Table 2. MAEs for problem (18).

	Our Method
$(\mathcal{N},\mathcal{M})$	$\epsilon =1.1,\nu =0.5$	$\epsilon =1.5,\nu =0.5$	$\epsilon =1.9,\nu =0.5$
(2,2)	$1.25883\times {10}^{-2}$	$1.25883\times {10}^{-2}$	$2.4723\times {10}^{-2}$
(6,6)	$5.36837\times {10}^{-7}$	$5.49461\times {10}^{-7}$	$1.34162\times {10}^{-6}$
(10,10)	$7.24216\times {10}^{-12}$	$3.55129\times {10}^{-12}$	$3.43689\times {10}^{-12}$
(14,14)	$7.35523\times {10}^{-16}$	$2.77556\times {10}^{-16}$	$2.88658\times {10}^{-15}$
(18,18)	$2.22045\times {10}^{-16}$	$1.38778\times {10}^{-16}$	$2.58127\times {10}^{-15}$
	Finite Difference Scheme [38]
$(\mathsf{\Delta }\varsigma ,\mathsf{\Delta }\eta )$	$\epsilon =1.1,\nu =0.5$	$\epsilon =1.5,\nu =0.5$	$\epsilon =1.9,\nu =0.5$
$(\frac{1}{40},\frac{1}{10000})$	$2.52\times {10}^{-3}$	$5.04\times {10}^{-4}$	$2.13\times {10}^{-4}$
$(\frac{1}{80},\frac{1}{10000})$	$1.27\times {10}^{-3}$	$2.50\times {10}^{-4}$	$1.07\times {10}^{-4}$
$(\frac{1}{160},\frac{1}{10000})$	$6.34\times {10}^{-4}$	$1.22\times {10}^{-4}$	$5.37\times {10}^{-5}$
$(\frac{1}{320},\frac{1}{10000})$	$3.14\times {10}^{-4}$	$5.82\times {10}^{-4}$	$2.87\times {10}^{-5}$
$(\frac{1}{640},\frac{1}{10000})$	$1.54\times {10}^{-4}$	$2.61\times {10}^{-5}$	$1.62\times {10}^{-5}$

shows a comparison of our outcomes with those in [38]. Thus, the suggested technique outperforms the numerical results provided in [38]. It is often discovered that good estimates with a small number of nodes. The numerical solution and absolute errors of the problem (18) are shown in Figure 7 and Figure 8, respectively. The $\eta$- and $\varsigma$-graphs relating to absolute errors are depicted in Figure 9 and Figure 10, respectively.
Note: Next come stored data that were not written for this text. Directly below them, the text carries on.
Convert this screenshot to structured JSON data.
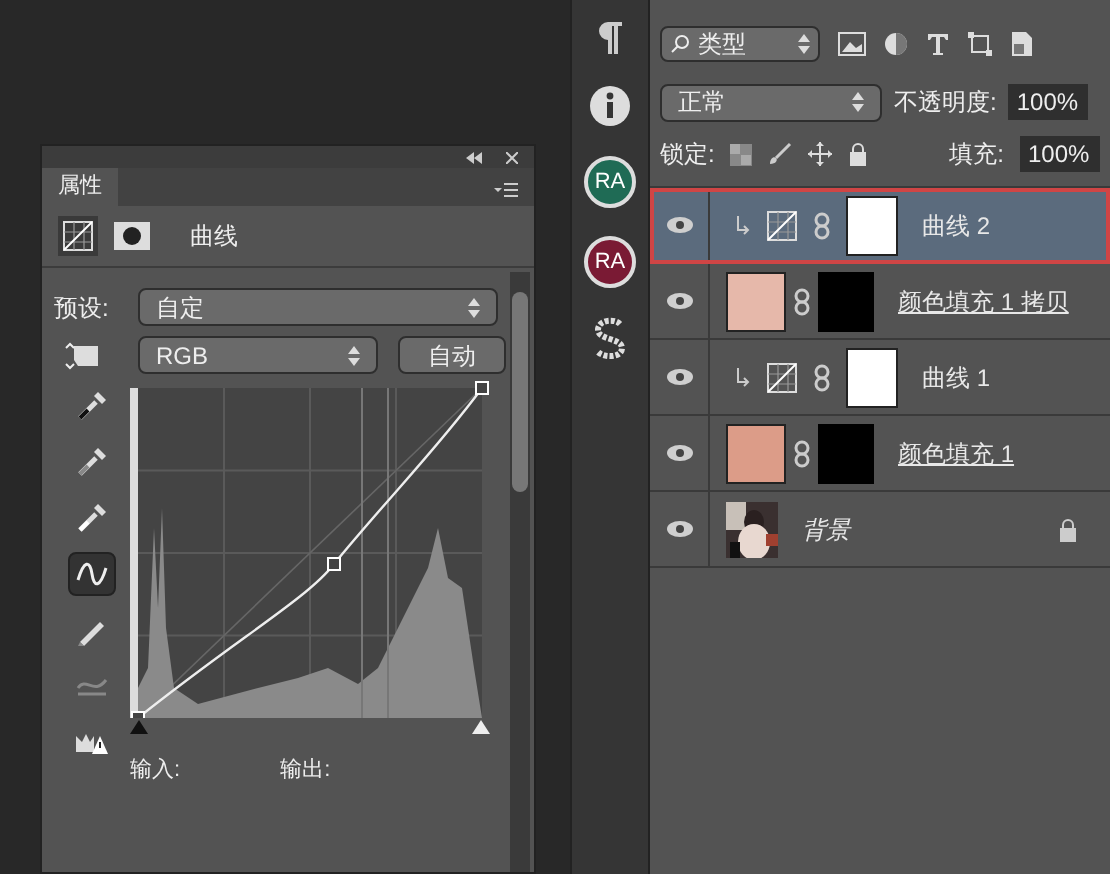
{
  "properties": {
    "tab": "属性",
    "title": "曲线",
    "preset_label": "预设:",
    "preset": "自定",
    "channel": "RGB",
    "auto_button": "自动",
    "input_label": "输入:",
    "output_label": "输出:",
    "tools": [
      {
        "kind": "eyedropper-black",
        "selected": false
      },
      {
        "kind": "eyedropper-gray",
        "selected": false
      },
      {
        "kind": "eyedropper-white",
        "selected": false
      },
      {
        "kind": "curve",
        "selected": true
      },
      {
        "kind": "pencil",
        "selected": false
      },
      {
        "kind": "smooth",
        "selected": false
      },
      {
        "kind": "clip-warning",
        "selected": false
      }
    ]
  },
  "side_strip": {
    "badges": [
      {
        "text": "RA",
        "color": "#1f6b55"
      },
      {
        "text": "RA",
        "color": "#7a1a34"
      }
    ]
  },
  "layers": {
    "filter": "类型",
    "blend_mode": "正常",
    "opacity_label": "不透明度:",
    "opacity": "100%",
    "lock_label": "锁定:",
    "fill_label": "填充:",
    "fill": "100%",
    "items": [
      {
        "kind": "adjustment",
        "name": "曲线 2",
        "selected": true,
        "visible": true,
        "clipped": true
      },
      {
        "kind": "fill",
        "name": "颜色填充 1 拷贝",
        "selected": false,
        "visible": true,
        "color": "#e6b8aa"
      },
      {
        "kind": "adjustment",
        "name": "曲线 1",
        "selected": false,
        "visible": true,
        "clipped": true
      },
      {
        "kind": "fill",
        "name": "颜色填充 1",
        "selected": false,
        "visible": true,
        "color": "#dc9c88"
      },
      {
        "kind": "background",
        "name": "背景",
        "selected": false,
        "visible": true
      }
    ]
  }
}
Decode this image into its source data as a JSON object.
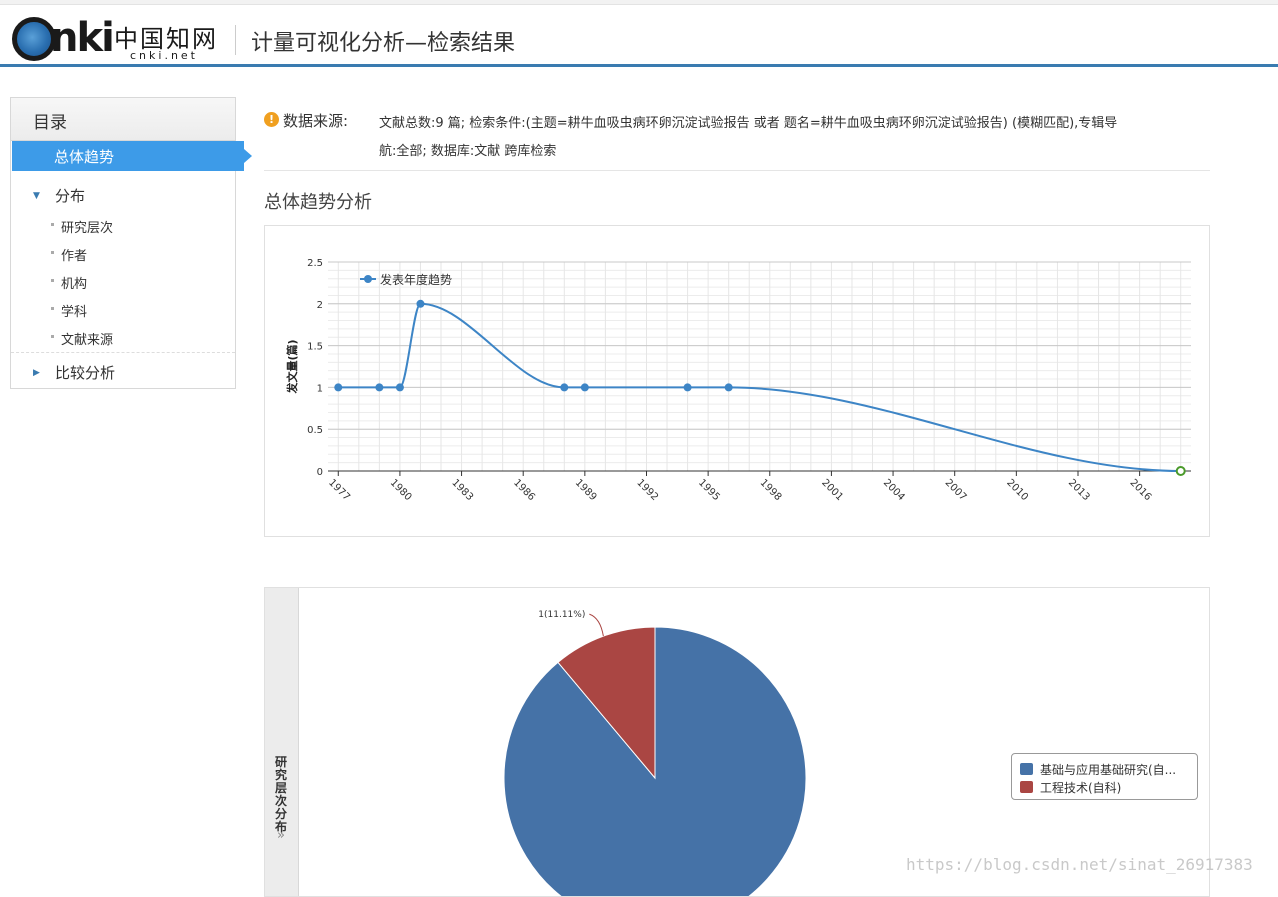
{
  "header": {
    "logo_text": "CNKi",
    "logo_cn": "中国知网",
    "logo_url": "cnki.net",
    "title": "计量可视化分析—检索结果"
  },
  "sidebar": {
    "heading": "目录",
    "active_item": "总体趋势",
    "groups": [
      {
        "label": "分布",
        "expanded": true,
        "items": [
          "研究层次",
          "作者",
          "机构",
          "学科",
          "文献来源"
        ]
      },
      {
        "label": "比较分析",
        "expanded": false,
        "items": []
      }
    ]
  },
  "info": {
    "label": "数据来源:",
    "line1": "文献总数:9 篇; 检索条件:(主题=耕牛血吸虫病环卵沉淀试验报告 或者 题名=耕牛血吸虫病环卵沉淀试验报告) (模糊匹配),专辑导",
    "line2": "航:全部; 数据库:文献 跨库检索"
  },
  "section_title": "总体趋势分析",
  "chart_data": [
    {
      "type": "line",
      "ylabel": "发文量(篇)",
      "xlabel": "",
      "xlim": [
        1976.5,
        2018.5
      ],
      "ylim": [
        0,
        2.5
      ],
      "x_ticks": [
        "1977",
        "1980",
        "1983",
        "1986",
        "1989",
        "1992",
        "1995",
        "1998",
        "2001",
        "2004",
        "2007",
        "2010",
        "2013",
        "2016"
      ],
      "y_ticks": [
        "0",
        "0.5",
        "1",
        "1.5",
        "2",
        "2.5"
      ],
      "legend": "top-left",
      "grid": true,
      "color": "#3d85c6",
      "series": [
        {
          "name": "发表年度趋势",
          "x": [
            1977,
            1979,
            1980,
            1981,
            1988,
            1989,
            1994,
            1996,
            2018
          ],
          "values": [
            1,
            1,
            1,
            2,
            1,
            1,
            1,
            1,
            0
          ]
        }
      ]
    },
    {
      "type": "pie",
      "title": "研究层次分布",
      "legend": "right",
      "slices": [
        {
          "label": "基础与应用基础研究(自...",
          "value": 8,
          "color": "#4572a7"
        },
        {
          "label": "工程技术(自科)",
          "value": 1,
          "color": "#aa4643",
          "data_label": "1(11.11%)"
        }
      ]
    }
  ],
  "pie_tab": {
    "label": "研究层次分布",
    "arrows": "»"
  },
  "watermark": "https://blog.csdn.net/sinat_26917383"
}
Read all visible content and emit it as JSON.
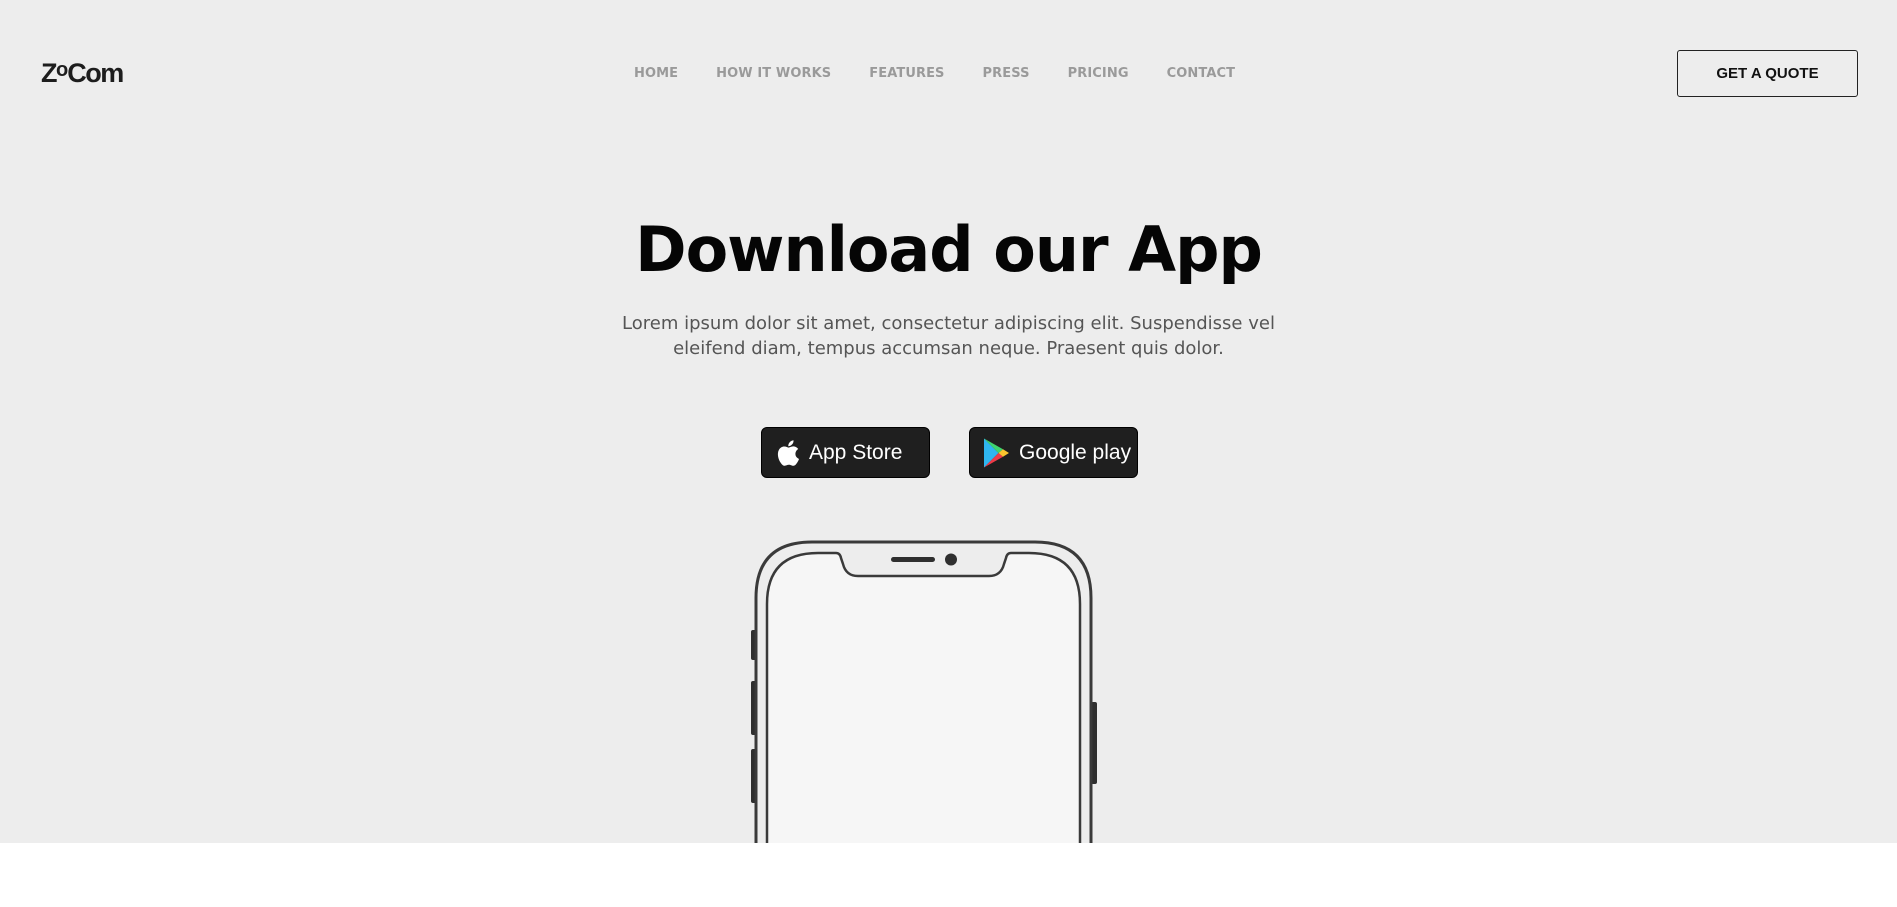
{
  "brand": {
    "name_prefix": "Z",
    "name_small": "o",
    "name_suffix": "Com"
  },
  "nav": {
    "items": [
      {
        "label": "HOME"
      },
      {
        "label": "HOW IT WORKS"
      },
      {
        "label": "FEATURES"
      },
      {
        "label": "PRESS"
      },
      {
        "label": "PRICING"
      },
      {
        "label": "CONTACT"
      }
    ]
  },
  "header": {
    "cta_label": "GET A QUOTE"
  },
  "hero": {
    "title": "Download our App",
    "subtitle": "Lorem ipsum dolor sit amet, consectetur adipiscing elit. Suspendisse vel eleifend diam, tempus accumsan neque. Praesent quis dolor.",
    "app_store_label": "App Store",
    "google_play_label": "Google play",
    "app_store_icon": "apple-icon",
    "google_play_icon": "google-play-icon"
  },
  "colors": {
    "hero_background": "#ededed",
    "page_background": "#ffffff",
    "store_button": "#1f1f1f",
    "nav_text": "#9a9a9a",
    "heading": "#050505"
  }
}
Additionally, we can see the error degradation in Figure 11.

5. Conclusions

To get numerical solutions for RF-ADEs in one dimensional space, we offer an accurate and economical numerical methodology linked to the SL-GL-C and SL-GR-C methods. The approach is efficient, adaptable to a wide range of operators, and easily extendable to multi-dimensions. Based on the obtained findings, we can observe that our approach has a high degree of accuracy.